The argument that the singularity enthusiasts use is a hyper-generalization of Moore's law of exponential growth in computational power. They apply the law to every thing and then extrapolate. For example, anything that doubles each year (which is a number Kurzweil sometimes uses) will improve by a factor of 2^15=32,000 in 15 years. To Kurzweil, we are just a factor of 2^15 away from singularity.

There are two quick responses to such a suggestion, the first is where did 2^15 come from and the second is nonlinear saturation. I'll deal with the second issue first. In almost every system I've ever dealt with there is usually some form of nonlinear saturation. For example, some bacteria can double every 20 minutes. If it weren't for the fact that they run out of food eventually and stop growing (i.e. nonlinear saturation) a single colony would cover the earth in less than a week. Right now components on integrated circuits are less than 100 nm in size. Thus in less than 10 doublings they will be smaller than atoms. Hence, Moore's law as we know it can only go on for another 20 years at most. To continue the pace beyond that, we will require a technological paradigm shift and there is no successor on the horizon. The singularists believe in the Lone Ranger hypothesis so something will come to the rescue. However, even if computers do get faster and faster, software is not improving at anything near the same pace. Arguably, Word is worst now then it was 10 years ago. My computer still takes a minute to turn on. The problem is that good ideas don't seem to be increasing exponentially. At best they only seem to scale linearly with the population.
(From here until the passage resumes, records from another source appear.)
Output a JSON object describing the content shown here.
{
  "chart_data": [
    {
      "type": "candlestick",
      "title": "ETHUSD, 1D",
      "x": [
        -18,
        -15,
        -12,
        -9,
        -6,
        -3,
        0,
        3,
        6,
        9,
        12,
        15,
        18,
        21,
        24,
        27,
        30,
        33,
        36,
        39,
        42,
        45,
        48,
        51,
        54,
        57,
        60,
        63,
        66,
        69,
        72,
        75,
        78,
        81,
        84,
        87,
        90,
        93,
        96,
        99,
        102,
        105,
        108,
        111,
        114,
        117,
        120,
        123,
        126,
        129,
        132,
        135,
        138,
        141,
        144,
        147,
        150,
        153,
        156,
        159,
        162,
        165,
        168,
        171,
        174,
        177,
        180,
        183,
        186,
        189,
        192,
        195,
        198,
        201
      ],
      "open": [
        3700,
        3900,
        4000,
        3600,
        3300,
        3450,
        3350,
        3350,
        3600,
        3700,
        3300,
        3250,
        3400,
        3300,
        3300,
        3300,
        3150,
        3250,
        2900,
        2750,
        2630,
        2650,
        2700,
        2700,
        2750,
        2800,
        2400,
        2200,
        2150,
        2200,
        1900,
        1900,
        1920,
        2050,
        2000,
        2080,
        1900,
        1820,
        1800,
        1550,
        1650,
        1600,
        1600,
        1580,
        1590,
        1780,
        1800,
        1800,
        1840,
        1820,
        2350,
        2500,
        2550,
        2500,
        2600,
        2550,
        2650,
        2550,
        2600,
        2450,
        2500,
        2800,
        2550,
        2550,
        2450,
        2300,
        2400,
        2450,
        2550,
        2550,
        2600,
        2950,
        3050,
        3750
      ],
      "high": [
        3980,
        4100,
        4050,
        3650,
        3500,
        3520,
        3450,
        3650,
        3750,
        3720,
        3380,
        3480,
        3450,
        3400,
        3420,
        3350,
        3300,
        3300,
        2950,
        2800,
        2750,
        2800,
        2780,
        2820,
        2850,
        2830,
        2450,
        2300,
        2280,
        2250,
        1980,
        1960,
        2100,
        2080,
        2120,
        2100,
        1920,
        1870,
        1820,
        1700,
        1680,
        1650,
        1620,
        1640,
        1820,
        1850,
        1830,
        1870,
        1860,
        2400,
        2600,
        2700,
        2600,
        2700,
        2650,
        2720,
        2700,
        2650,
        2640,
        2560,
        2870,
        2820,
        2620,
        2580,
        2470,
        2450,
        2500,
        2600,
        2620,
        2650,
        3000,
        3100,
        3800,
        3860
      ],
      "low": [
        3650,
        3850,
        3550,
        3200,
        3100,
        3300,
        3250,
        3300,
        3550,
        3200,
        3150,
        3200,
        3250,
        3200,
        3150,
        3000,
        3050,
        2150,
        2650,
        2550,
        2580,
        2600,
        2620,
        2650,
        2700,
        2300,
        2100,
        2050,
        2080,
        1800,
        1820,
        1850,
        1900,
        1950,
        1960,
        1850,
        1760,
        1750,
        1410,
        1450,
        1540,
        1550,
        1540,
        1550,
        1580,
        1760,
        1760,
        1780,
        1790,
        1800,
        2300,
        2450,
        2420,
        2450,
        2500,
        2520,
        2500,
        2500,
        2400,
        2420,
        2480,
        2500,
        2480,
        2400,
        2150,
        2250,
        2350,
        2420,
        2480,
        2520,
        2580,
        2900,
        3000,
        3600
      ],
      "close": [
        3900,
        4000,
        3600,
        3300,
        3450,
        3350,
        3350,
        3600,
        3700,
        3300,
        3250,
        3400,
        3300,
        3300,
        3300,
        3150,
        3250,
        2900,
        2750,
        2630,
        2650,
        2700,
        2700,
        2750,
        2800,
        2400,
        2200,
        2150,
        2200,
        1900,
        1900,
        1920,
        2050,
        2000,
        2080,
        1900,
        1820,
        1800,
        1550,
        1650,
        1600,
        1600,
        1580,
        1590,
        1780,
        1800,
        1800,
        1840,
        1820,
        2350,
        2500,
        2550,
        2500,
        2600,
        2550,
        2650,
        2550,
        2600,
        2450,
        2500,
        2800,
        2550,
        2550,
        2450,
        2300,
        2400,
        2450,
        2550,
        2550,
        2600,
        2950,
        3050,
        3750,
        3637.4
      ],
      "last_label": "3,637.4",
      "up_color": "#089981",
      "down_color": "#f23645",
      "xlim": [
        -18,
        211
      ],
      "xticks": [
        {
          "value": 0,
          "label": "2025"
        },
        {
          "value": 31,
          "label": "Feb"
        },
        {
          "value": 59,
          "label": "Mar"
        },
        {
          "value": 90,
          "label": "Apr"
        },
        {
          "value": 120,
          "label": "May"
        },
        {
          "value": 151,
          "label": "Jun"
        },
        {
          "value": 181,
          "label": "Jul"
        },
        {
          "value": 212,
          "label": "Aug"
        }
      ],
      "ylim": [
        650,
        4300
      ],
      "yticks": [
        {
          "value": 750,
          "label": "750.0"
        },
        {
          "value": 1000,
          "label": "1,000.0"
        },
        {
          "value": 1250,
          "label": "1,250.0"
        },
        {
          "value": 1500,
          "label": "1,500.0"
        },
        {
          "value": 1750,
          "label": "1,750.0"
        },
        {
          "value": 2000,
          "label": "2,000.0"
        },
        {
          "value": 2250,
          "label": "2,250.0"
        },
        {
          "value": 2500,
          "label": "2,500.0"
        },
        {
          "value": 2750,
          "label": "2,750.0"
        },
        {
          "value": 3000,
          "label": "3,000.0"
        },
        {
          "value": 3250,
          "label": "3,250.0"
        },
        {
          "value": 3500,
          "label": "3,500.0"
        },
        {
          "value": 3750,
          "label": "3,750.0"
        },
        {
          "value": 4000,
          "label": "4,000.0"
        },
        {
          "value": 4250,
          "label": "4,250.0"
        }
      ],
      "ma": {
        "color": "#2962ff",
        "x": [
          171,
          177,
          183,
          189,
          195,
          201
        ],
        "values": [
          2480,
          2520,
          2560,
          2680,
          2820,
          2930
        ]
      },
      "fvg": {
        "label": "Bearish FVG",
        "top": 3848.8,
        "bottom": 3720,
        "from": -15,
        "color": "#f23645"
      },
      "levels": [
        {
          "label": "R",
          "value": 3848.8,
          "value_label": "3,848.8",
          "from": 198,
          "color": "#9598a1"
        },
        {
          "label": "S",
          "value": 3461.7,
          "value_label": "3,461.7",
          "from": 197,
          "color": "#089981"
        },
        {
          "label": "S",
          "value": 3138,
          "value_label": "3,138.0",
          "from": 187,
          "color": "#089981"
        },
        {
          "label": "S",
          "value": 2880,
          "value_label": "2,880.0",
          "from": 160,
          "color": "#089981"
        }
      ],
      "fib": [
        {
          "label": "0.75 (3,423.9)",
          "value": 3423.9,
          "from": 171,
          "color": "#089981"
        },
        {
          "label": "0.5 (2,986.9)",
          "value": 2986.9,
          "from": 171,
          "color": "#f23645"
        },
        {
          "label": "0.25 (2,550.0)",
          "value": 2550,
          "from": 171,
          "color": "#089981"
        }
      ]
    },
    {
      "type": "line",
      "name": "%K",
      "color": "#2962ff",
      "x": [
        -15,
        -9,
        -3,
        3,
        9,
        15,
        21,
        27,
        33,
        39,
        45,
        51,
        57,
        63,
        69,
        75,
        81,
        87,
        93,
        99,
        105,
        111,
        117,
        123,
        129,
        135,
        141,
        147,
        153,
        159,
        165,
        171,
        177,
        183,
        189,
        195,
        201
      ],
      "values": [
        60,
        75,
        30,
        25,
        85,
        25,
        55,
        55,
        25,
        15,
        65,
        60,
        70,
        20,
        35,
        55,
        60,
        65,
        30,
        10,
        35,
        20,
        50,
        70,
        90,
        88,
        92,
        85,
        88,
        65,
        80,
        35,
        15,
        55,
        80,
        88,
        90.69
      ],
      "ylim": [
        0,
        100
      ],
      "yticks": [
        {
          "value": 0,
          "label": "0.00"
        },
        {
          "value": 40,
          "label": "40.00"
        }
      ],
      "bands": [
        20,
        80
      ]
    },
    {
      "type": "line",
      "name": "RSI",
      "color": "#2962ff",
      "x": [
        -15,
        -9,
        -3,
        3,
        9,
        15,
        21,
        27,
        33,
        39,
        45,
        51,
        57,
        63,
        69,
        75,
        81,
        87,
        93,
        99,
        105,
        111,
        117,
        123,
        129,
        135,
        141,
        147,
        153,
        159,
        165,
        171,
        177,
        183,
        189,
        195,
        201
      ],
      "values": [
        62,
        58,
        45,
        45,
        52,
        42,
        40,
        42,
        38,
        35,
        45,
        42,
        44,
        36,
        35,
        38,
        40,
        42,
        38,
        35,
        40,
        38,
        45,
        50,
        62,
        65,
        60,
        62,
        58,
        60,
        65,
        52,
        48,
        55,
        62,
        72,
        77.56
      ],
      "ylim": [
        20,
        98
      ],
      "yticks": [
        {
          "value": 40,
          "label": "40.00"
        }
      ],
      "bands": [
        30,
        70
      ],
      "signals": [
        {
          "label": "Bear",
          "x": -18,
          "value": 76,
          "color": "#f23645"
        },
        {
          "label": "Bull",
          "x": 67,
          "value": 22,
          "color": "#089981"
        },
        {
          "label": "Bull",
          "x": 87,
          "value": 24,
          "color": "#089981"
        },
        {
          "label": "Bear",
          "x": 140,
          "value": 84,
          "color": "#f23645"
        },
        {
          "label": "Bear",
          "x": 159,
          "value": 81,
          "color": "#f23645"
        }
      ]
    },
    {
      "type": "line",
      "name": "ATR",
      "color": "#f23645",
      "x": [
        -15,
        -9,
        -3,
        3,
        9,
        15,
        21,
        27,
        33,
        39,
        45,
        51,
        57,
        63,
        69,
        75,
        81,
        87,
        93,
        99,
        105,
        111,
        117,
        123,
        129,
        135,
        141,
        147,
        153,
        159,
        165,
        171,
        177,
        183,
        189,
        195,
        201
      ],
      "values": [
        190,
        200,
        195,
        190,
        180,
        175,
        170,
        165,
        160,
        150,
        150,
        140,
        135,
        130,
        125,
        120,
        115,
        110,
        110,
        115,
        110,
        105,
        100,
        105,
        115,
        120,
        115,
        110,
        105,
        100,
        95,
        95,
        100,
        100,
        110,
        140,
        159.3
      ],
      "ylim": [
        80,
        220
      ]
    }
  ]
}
That leads us to the first point. How far away are we from building a thinking machine? The answer is that we haven't a clue. We may just need a single idea or it might be several. Over the past 50 years or so we've really only had a handful of truly revolutionary ideas about neural functioning. We understand a lot about the machinery that the brain runs on but very little about how it all works together to create human intelligence. We are making progress but it's slow. However, nonlinearity could help us here because we may be near a bifurcation to take us to a new level of understanding. However, this is not predictable by exponential growth.

The other thing about the singularity is that the enthusiasts seem to think that intelligence is unlimited, so that thinking machines can instantly solve all of our problems. Well if physics is computable (see previous post), then no amount of intelligence can solve the Halting problem or Hilbert's tenth. If we believe that P is not equal to NP, then no hyper intelligence can solve intractable problems, unless the claim extends to the ability to compute infinitely fast. I would venture that no amount of intelligence will ever settle the argument of who was the greatest athlete of all time. Many of our problems are due to differences in prior beliefs and that can't be solved by more intelligence. We have enough wealth to feed everyone on the planet yet people still starve. Unless the singularity implies that machines control all aspects of our lives, there will be human problems that will not be solved by extra intelligence.

The example enthusiasts sometimes give of a previous singularity is the emergence of humans. However, from the point of view of the Dodo bird, humpback whale, buffalo, polar bear, American elm tree, and basically most other species, life got worse following the rise of the humans. We're basically causing the greatest extinction event since the fall of the dinosaurs. So who's to say that when the machine singularity strikes, we won't be left behind similarly. Machines may decide to transform the earth to suit their needs and basically ignore ours.